In 1968, with the assassinations of Dr. Martin Luther King, Jr. (who was the most important leader of the nonviolent black freedom movement and was becoming a major leader in the anti-war movement, too) and Sen. Robert F. Kennedy (D-MA) on the eve of his movement to win the Democratic nomination and the White House, the movements for progressive change in America came to a halt. Since then we have been wandering in the wilderness for 40 years, as Jim Wallis and others have noticed. In 2008, we can begin to undo this and move forward again for human rights, for peacemaking, for the environment, for economic justice--for a better world for our children and grandchildren. That will take both electoral politics--working hard to elect committed change agents with progressive platforms--and organized grassroots social movements for change, too. It's not "top-down" change OR "bottom-up" change strategies that we need, but BOTH.

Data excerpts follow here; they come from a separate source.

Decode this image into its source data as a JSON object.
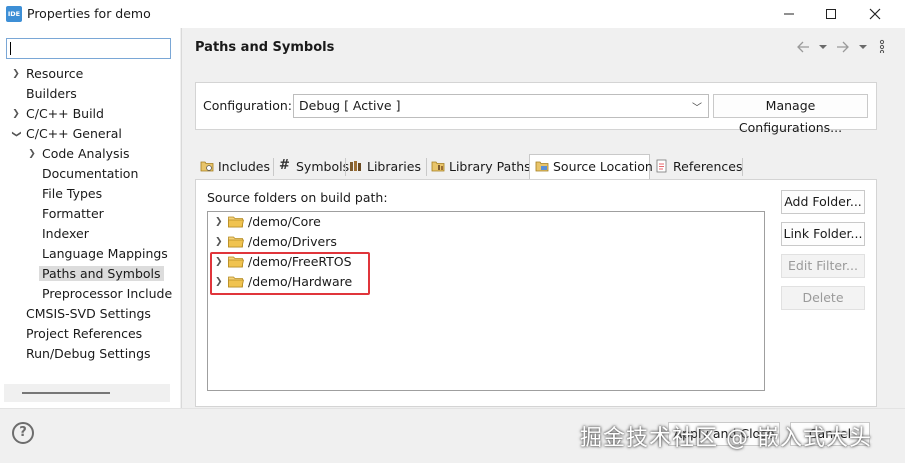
{
  "window": {
    "app_icon_text": "IDE",
    "title": "Properties for demo",
    "controls": [
      "minimize-icon",
      "maximize-icon",
      "close-icon"
    ]
  },
  "sidebar": {
    "filter_value": "",
    "items": [
      {
        "label": "Resource",
        "expander": "collapsed"
      },
      {
        "label": "Builders",
        "expander": "none"
      },
      {
        "label": "C/C++ Build",
        "expander": "collapsed"
      },
      {
        "label": "C/C++ General",
        "expander": "expanded"
      },
      {
        "label": "Code Analysis",
        "expander": "collapsed"
      },
      {
        "label": "Documentation",
        "expander": "none"
      },
      {
        "label": "File Types",
        "expander": "none"
      },
      {
        "label": "Formatter",
        "expander": "none"
      },
      {
        "label": "Indexer",
        "expander": "none"
      },
      {
        "label": "Language Mappings",
        "expander": "none"
      },
      {
        "label": "Paths and Symbols",
        "expander": "none",
        "selected": true
      },
      {
        "label": "Preprocessor Include",
        "expander": "none"
      },
      {
        "label": "CMSIS-SVD Settings",
        "expander": "none"
      },
      {
        "label": "Project References",
        "expander": "none"
      },
      {
        "label": "Run/Debug Settings",
        "expander": "none"
      }
    ]
  },
  "header": {
    "title": "Paths and Symbols",
    "nav_icons": [
      "back-arrow-icon",
      "dropdown-icon",
      "forward-arrow-icon",
      "dropdown-icon",
      "menu-dots-icon"
    ]
  },
  "configuration": {
    "label": "Configuration:",
    "value": "Debug  [ Active ]",
    "manage_button": "Manage Configurations..."
  },
  "tabs": [
    {
      "label": "Includes",
      "icon": "includes-icon"
    },
    {
      "label": "Symbols",
      "icon": "hash-icon"
    },
    {
      "label": "Libraries",
      "icon": "libraries-icon"
    },
    {
      "label": "Library Paths",
      "icon": "library-paths-icon"
    },
    {
      "label": "Source Location",
      "icon": "source-folder-icon",
      "active": true
    },
    {
      "label": "References",
      "icon": "references-icon"
    }
  ],
  "source_location": {
    "label": "Source folders on build path:",
    "folders": [
      "/demo/Core",
      "/demo/Drivers",
      "/demo/FreeRTOS",
      "/demo/Hardware"
    ],
    "highlighted": [
      "/demo/FreeRTOS",
      "/demo/Hardware"
    ],
    "highlight_color": "#e0353b",
    "buttons": {
      "add_folder": "Add Folder...",
      "link_folder": "Link Folder...",
      "edit_filter": "Edit Filter...",
      "delete": "Delete"
    }
  },
  "footer": {
    "help_label": "?",
    "apply_close": "Apply and Close",
    "cancel": "Cancel",
    "watermark": "掘金技术社区 @ 嵌入式大头"
  }
}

In 2008, we must declare that the 40 years of wilderness wanderings ushered in by the assassinations of King and Kennedy are over. It's time to enter a new era of promise for all peoples. Jim Wallis likes to say that electoral politics alone ends up simply changing one politician with his or her finger to the wind for another--the key is to change the direction of the wind. Let's blow up a hurricane of progressive change in '08.

2 comments:

Anonymous said...

I would bet that had the Democrats actually did what they promised to do and end the Iraq War, you probably wouldn't have heard of Ron Paul. I'm at least one person that the Democrats lost by betraying the clear mandate (see my Daily Kos diary for the full story), and so I'm going with the one person I trust to actually end the war.

That said, the Democrats are almost decidedly going to .

What we need isn't "progressive" or "conservative" change, since those terms have been hijacked by the major political parties. What we need is intelligent change: change that is open to conversation, and is willing to look at both the governmental-systematic issues and the cultural-paradigmic issues.

That's the point I got out of Jim Wallis's "God's Politics".

Michael Westmoreland-White, Ph.D. said...

Robert, if the war was the ONLY issue, I'd cheer Ron Paul on. But I can't handle him on every other issue. I am NOT a libertarian, but lean rather towards democratic socialism.

I would love to see a longshot like Dennis Kucinich get the Democratic nomination (Kucinich has not sold out and has continued to do everything in his power to end the war and much else), but it won't happen anymore than Ron Paul will win the GOP nomination--no matter how many millions he raises.

I do think terms like "progressive" and "conservative" have still got real meanings--no matter how misused by some.